The problem is that we have many vulnerabilities, and we may not even understand all of them. Our "just in time" delivery system is one. Another is our international trade system. Almost every high-tech product requires raw materials from around the world, so disruption in this system could be a major issue. If electrical companies go bankrupt, or are unable to pay their employees because of financial disruptions, this could lead to widespread electrical outages.
For a person who is concerned about these types of issues, the way to plan for the future becomes more problematic. One of the issues is just keeping the current system together as long as possible. Making major changes--and this could be as simple as adding a lot of wind and solar to our current electrical grid--could be the type of change that brings the system down.
Faced with possible immediate problems, climate change may move down the priority list for some. If a Scenario C type of situation should occur, it would likely pull down natural gas and coal production, in addition to oil production. Food and water supplies could easily be affected. One might expect population to decline--if not immediately, over a period of years.
It seems to me that one of the types of mitigations we would want to consider in planning for Scenario C is restoring technology of the type we had prior to the industrial revolution.

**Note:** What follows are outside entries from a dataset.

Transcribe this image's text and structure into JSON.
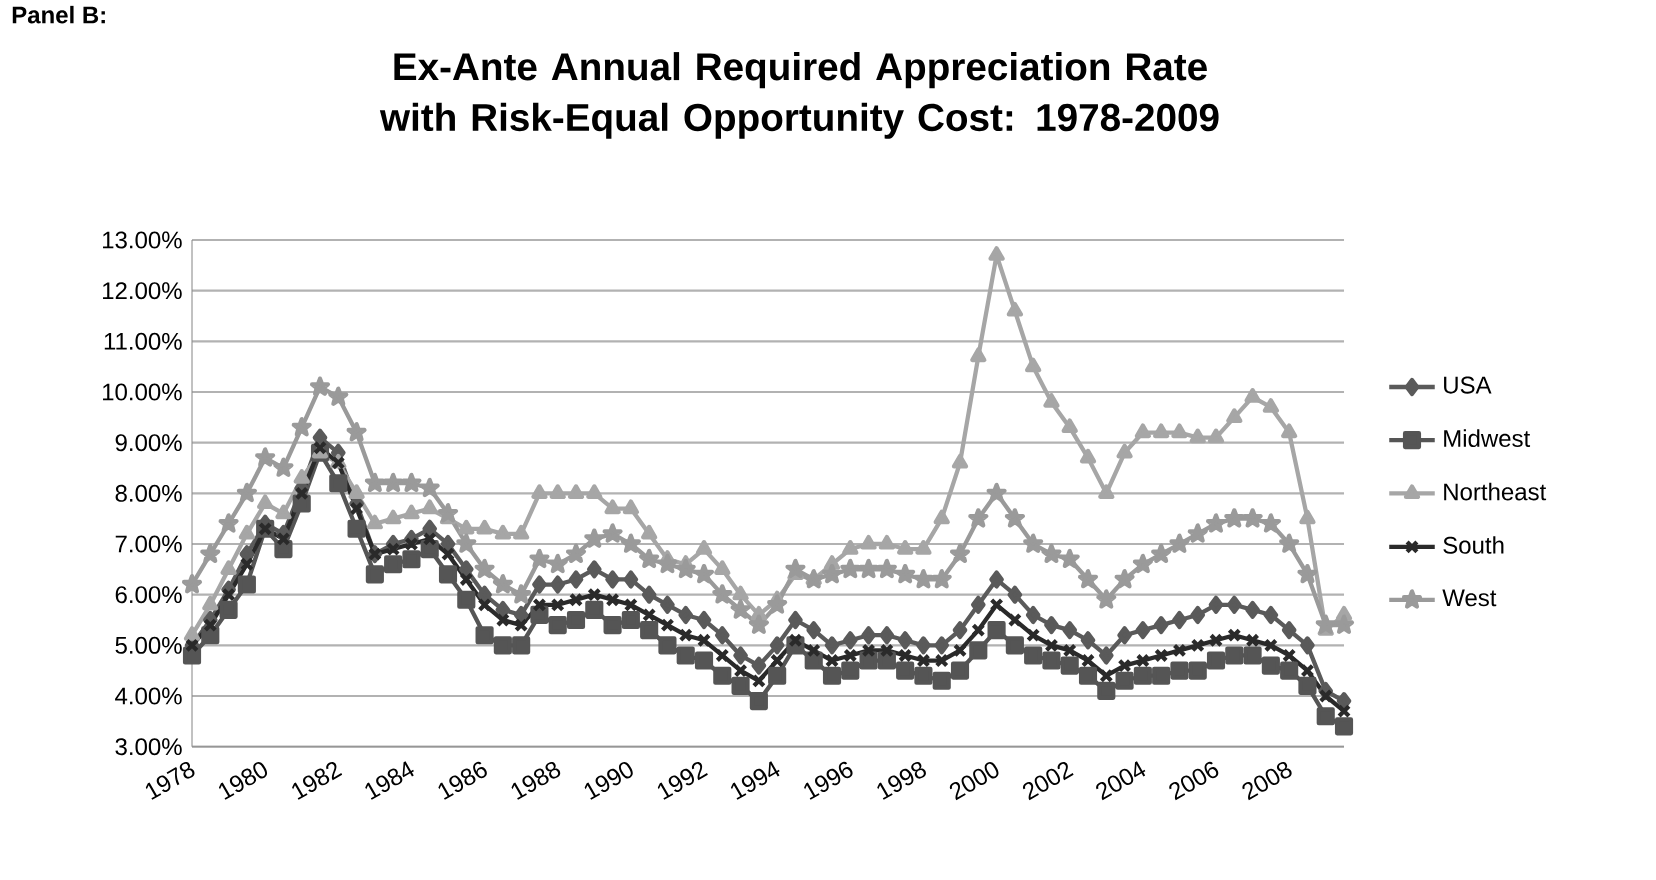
{
  "chart_data": {
    "type": "line",
    "title": "Ex-Ante Annual Required Appreciation Rate with Risk-Equal Opportunity Cost:  1978-2009",
    "annotations": [
      "Panel B:"
    ],
    "x": [
      1978,
      1978.5,
      1979,
      1979.5,
      1980,
      1980.5,
      1981,
      1981.5,
      1982,
      1982.5,
      1983,
      1983.5,
      1984,
      1984.5,
      1985,
      1985.5,
      1986,
      1986.5,
      1987,
      1987.5,
      1988,
      1988.5,
      1989,
      1989.5,
      1990,
      1990.5,
      1991,
      1991.5,
      1992,
      1992.5,
      1993,
      1993.5,
      1994,
      1994.5,
      1995,
      1995.5,
      1996,
      1996.5,
      1997,
      1997.5,
      1998,
      1998.5,
      1999,
      1999.5,
      2000,
      2000.5,
      2001,
      2001.5,
      2002,
      2002.5,
      2003,
      2003.5,
      2004,
      2004.5,
      2005,
      2005.5,
      2006,
      2006.5,
      2007,
      2007.5,
      2008,
      2008.5,
      2009,
      2009.5
    ],
    "xlim": [
      1978,
      2009.5
    ],
    "xticks": [
      1978,
      1980,
      1982,
      1984,
      1986,
      1988,
      1990,
      1992,
      1994,
      1996,
      1998,
      2000,
      2002,
      2004,
      2006,
      2008
    ],
    "ylim": [
      3,
      13
    ],
    "yticks": [
      {
        "value": 3,
        "label": "3.00%"
      },
      {
        "value": 4,
        "label": "4.00%"
      },
      {
        "value": 5,
        "label": "5.00%"
      },
      {
        "value": 6,
        "label": "6.00%"
      },
      {
        "value": 7,
        "label": "7.00%"
      },
      {
        "value": 8,
        "label": "8.00%"
      },
      {
        "value": 9,
        "label": "9.00%"
      },
      {
        "value": 10,
        "label": "10.00%"
      },
      {
        "value": 11,
        "label": "11.00%"
      },
      {
        "value": 12,
        "label": "12.00%"
      },
      {
        "value": 13,
        "label": "13.00%"
      }
    ],
    "grid": "y",
    "legend": "right",
    "line_style": "solid",
    "series": [
      {
        "name": "USA",
        "color": "#5a5a5a",
        "marker": "diamond",
        "values": [
          5.0,
          5.5,
          6.1,
          6.8,
          7.4,
          7.2,
          8.1,
          9.1,
          8.8,
          7.8,
          6.8,
          7.0,
          7.1,
          7.3,
          7.0,
          6.5,
          6.0,
          5.7,
          5.6,
          6.2,
          6.2,
          6.3,
          6.5,
          6.3,
          6.3,
          6.0,
          5.8,
          5.6,
          5.5,
          5.2,
          4.8,
          4.6,
          5.0,
          5.5,
          5.3,
          5.0,
          5.1,
          5.2,
          5.2,
          5.1,
          5.0,
          5.0,
          5.3,
          5.8,
          6.3,
          6.0,
          5.6,
          5.4,
          5.3,
          5.1,
          4.8,
          5.2,
          5.3,
          5.4,
          5.5,
          5.6,
          5.8,
          5.8,
          5.7,
          5.6,
          5.3,
          5.0,
          4.1,
          3.9
        ]
      },
      {
        "name": "Midwest",
        "color": "#555555",
        "marker": "square",
        "values": [
          4.8,
          5.2,
          5.7,
          6.2,
          7.3,
          6.9,
          7.8,
          8.8,
          8.2,
          7.3,
          6.4,
          6.6,
          6.7,
          6.9,
          6.4,
          5.9,
          5.2,
          5.0,
          5.0,
          5.6,
          5.4,
          5.5,
          5.7,
          5.4,
          5.5,
          5.3,
          5.0,
          4.8,
          4.7,
          4.4,
          4.2,
          3.9,
          4.4,
          5.0,
          4.7,
          4.4,
          4.5,
          4.7,
          4.7,
          4.5,
          4.4,
          4.3,
          4.5,
          4.9,
          5.3,
          5.0,
          4.8,
          4.7,
          4.6,
          4.4,
          4.1,
          4.3,
          4.4,
          4.4,
          4.5,
          4.5,
          4.7,
          4.8,
          4.8,
          4.6,
          4.5,
          4.2,
          3.6,
          3.4
        ]
      },
      {
        "name": "Northeast",
        "color": "#a6a6a6",
        "marker": "triangle",
        "values": [
          5.2,
          5.8,
          6.5,
          7.2,
          7.8,
          7.6,
          8.3,
          8.8,
          8.6,
          8.0,
          7.4,
          7.5,
          7.6,
          7.7,
          7.5,
          7.3,
          7.3,
          7.2,
          7.2,
          8.0,
          8.0,
          8.0,
          8.0,
          7.7,
          7.7,
          7.2,
          6.7,
          6.6,
          6.9,
          6.5,
          6.0,
          5.6,
          5.9,
          6.4,
          6.3,
          6.6,
          6.9,
          7.0,
          7.0,
          6.9,
          6.9,
          7.5,
          8.6,
          10.7,
          12.7,
          11.6,
          10.5,
          9.8,
          9.3,
          8.7,
          8.0,
          8.8,
          9.2,
          9.2,
          9.2,
          9.1,
          9.1,
          9.5,
          9.9,
          9.7,
          9.2,
          7.5,
          5.3,
          5.6
        ]
      },
      {
        "name": "South",
        "color": "#2a2a2a",
        "marker": "cross",
        "values": [
          5.0,
          5.4,
          6.0,
          6.6,
          7.3,
          7.1,
          8.0,
          8.9,
          8.6,
          7.7,
          6.8,
          6.9,
          7.0,
          7.1,
          6.8,
          6.3,
          5.8,
          5.5,
          5.4,
          5.8,
          5.8,
          5.9,
          6.0,
          5.9,
          5.8,
          5.6,
          5.4,
          5.2,
          5.1,
          4.8,
          4.5,
          4.3,
          4.7,
          5.1,
          4.9,
          4.7,
          4.8,
          4.9,
          4.9,
          4.8,
          4.7,
          4.7,
          4.9,
          5.3,
          5.8,
          5.5,
          5.2,
          5.0,
          4.9,
          4.7,
          4.4,
          4.6,
          4.7,
          4.8,
          4.9,
          5.0,
          5.1,
          5.2,
          5.1,
          5.0,
          4.8,
          4.5,
          4.0,
          3.7
        ]
      },
      {
        "name": "West",
        "color": "#9a9a9a",
        "marker": "star",
        "values": [
          6.2,
          6.8,
          7.4,
          8.0,
          8.7,
          8.5,
          9.3,
          10.1,
          9.9,
          9.2,
          8.2,
          8.2,
          8.2,
          8.1,
          7.6,
          7.0,
          6.5,
          6.2,
          6.0,
          6.7,
          6.6,
          6.8,
          7.1,
          7.2,
          7.0,
          6.7,
          6.6,
          6.5,
          6.4,
          6.0,
          5.7,
          5.4,
          5.8,
          6.5,
          6.3,
          6.4,
          6.5,
          6.5,
          6.5,
          6.4,
          6.3,
          6.3,
          6.8,
          7.5,
          8.0,
          7.5,
          7.0,
          6.8,
          6.7,
          6.3,
          5.9,
          6.3,
          6.6,
          6.8,
          7.0,
          7.2,
          7.4,
          7.5,
          7.5,
          7.4,
          7.0,
          6.4,
          5.4,
          5.4
        ]
      }
    ]
  }
}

At that time, there were wind turbines made with local materials that were used to power some factories. We also made use of canal boats for transportation of goods. Ropes and knots were also used to a significantly greater extent than they are used today.
Steps would also need to be taken to develop food production capabilities without using fossil fuels, and also for pumping or otherwise gathering water. Food storage would be another major area of concern.

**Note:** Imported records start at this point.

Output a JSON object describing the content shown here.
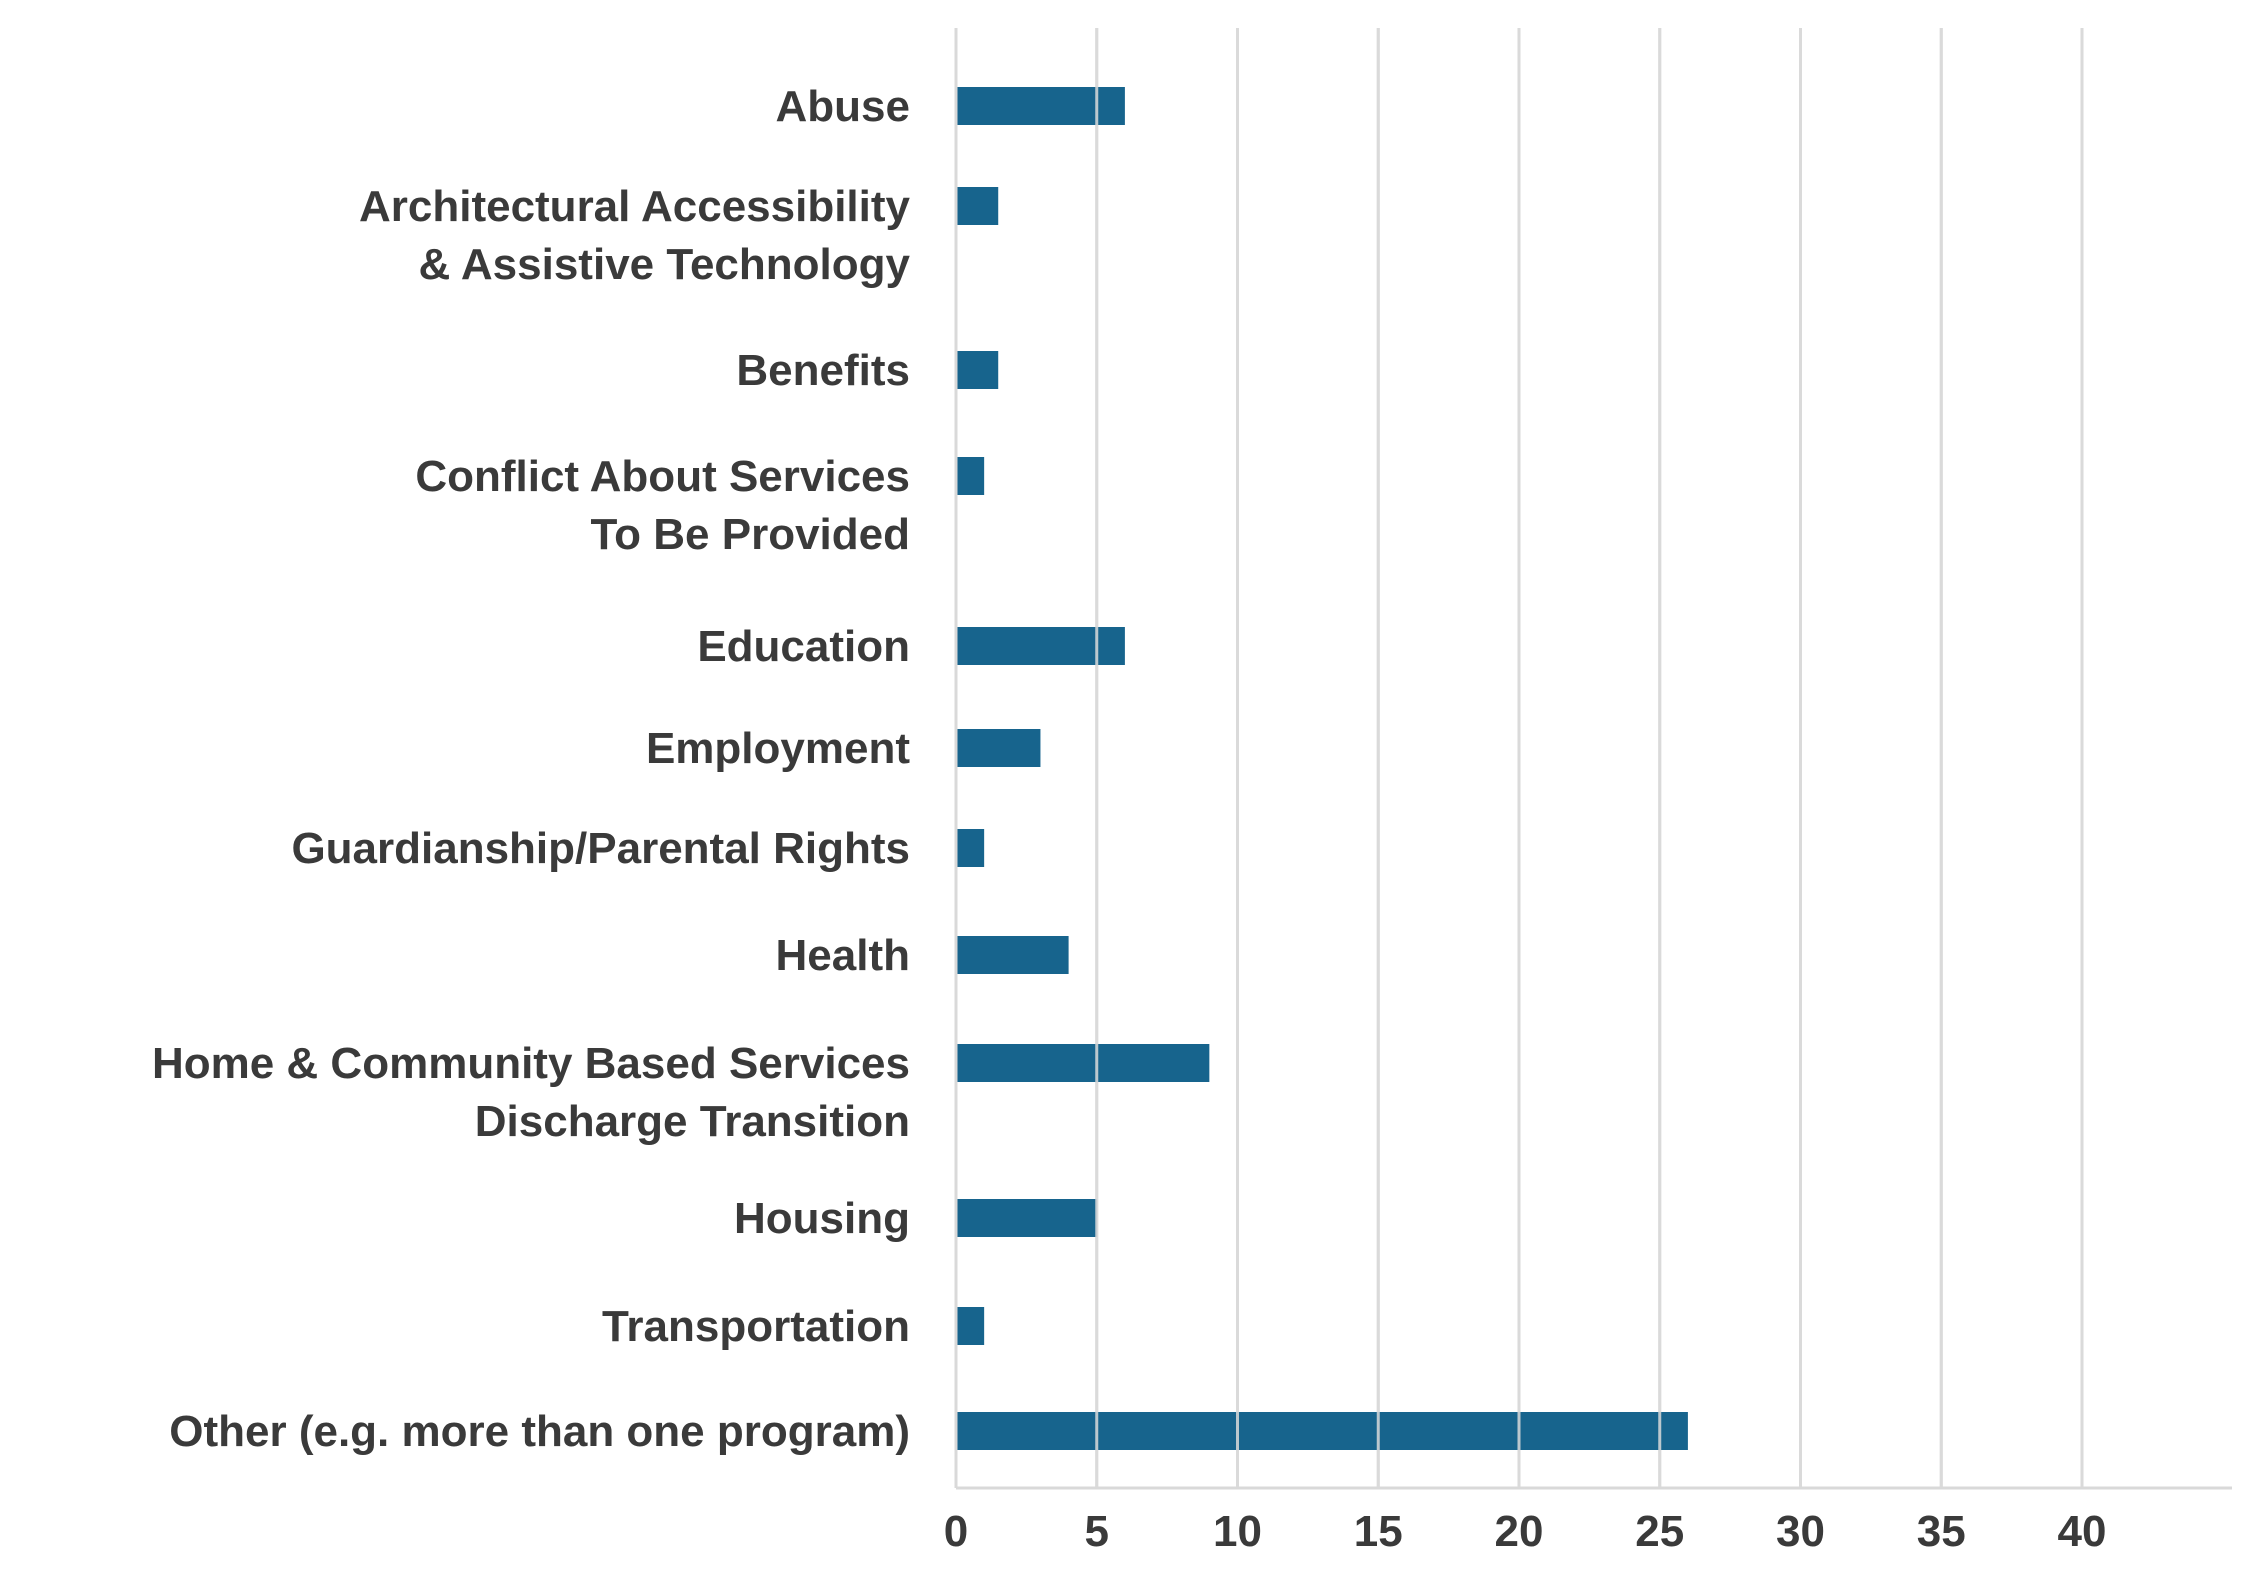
{
  "chart_data": {
    "type": "bar",
    "orientation": "horizontal",
    "title": "",
    "xlabel": "",
    "ylabel": "",
    "categories": [
      [
        "Abuse"
      ],
      [
        "Architectural Accessibility",
        "& Assistive Technology"
      ],
      [
        "Benefits"
      ],
      [
        "Conflict About Services",
        "To Be Provided"
      ],
      [
        "Education"
      ],
      [
        "Employment"
      ],
      [
        "Guardianship/Parental Rights"
      ],
      [
        "Health"
      ],
      [
        "Home & Community Based Services",
        "Discharge Transition"
      ],
      [
        "Housing"
      ],
      [
        "Transportation"
      ],
      [
        "Other (e.g. more than one program)"
      ]
    ],
    "values": [
      6,
      1.5,
      1.5,
      1,
      6,
      3,
      1,
      4,
      9,
      5,
      1,
      26
    ],
    "xlim": [
      0,
      44
    ],
    "xticks": [
      "0",
      "5",
      "10",
      "15",
      "20",
      "25",
      "30",
      "35",
      "40"
    ],
    "grid": "vertical",
    "legend": "none",
    "colors": {
      "bar": "#17648d",
      "grid": "#d9d9d9",
      "axis": "#d9d9d9",
      "text": "#3a3a3a"
    }
  }
}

If Scenario C is really an issue, one almost feels powerless. What politician would ever consider such an extreme scenario? But even if a Scenario B evolves toward a Scenario C because things start falling apart after many years, one would still need plans for local food and water production that do not depend on fossil fuels.
I should add that I do not see any way that wind and solar PV are, on their own, self-sustaining. To me, they can only be produced with fossil fuels. They will stop working not long after fossil fuel support ceases to be available. For example, suppose you have a solar PV panel. If it is part of a grid connected system, it will stop functioning when the grid stops. If it is separate, it will be useful only as long as the appliance to which it is connected still works. If we lose the ability to make new computers and light bulbs, the solar panel will have much less use.
Most people would say that we really don't know for certain which scenario is ahead. As a result, we perhaps need to look at both Scenarios B and C, weighted as we think appropriate, in terms of what types of planning we will do.
There are no doubt some variations I left out. If one sees financial markets as being able to mitigate Scenario B, perhaps this might lead to higher oil and gas prices, and more fossil fuel production. In this case, the result may be something between Scenario A and Scenario B. The reason I tend to discount this possibility is because high fossil fuel prices tend to cause recession, and bring oil and gas prices back down again. At this point we don't have good substitutes (on any reasonable scale) for oil, gas, and coal, either. The substitute that comes closest is ethanol, and it is in competition with resources needed for food.
It is important that we think through which scenario(s) are most likely, and how this affects where we choose to place our priorities. While it would be nice to be able to do every type of mitigation, some may not be helpful, and may even be counter-productive. We also don't have resources to do everything, so we need to make choices.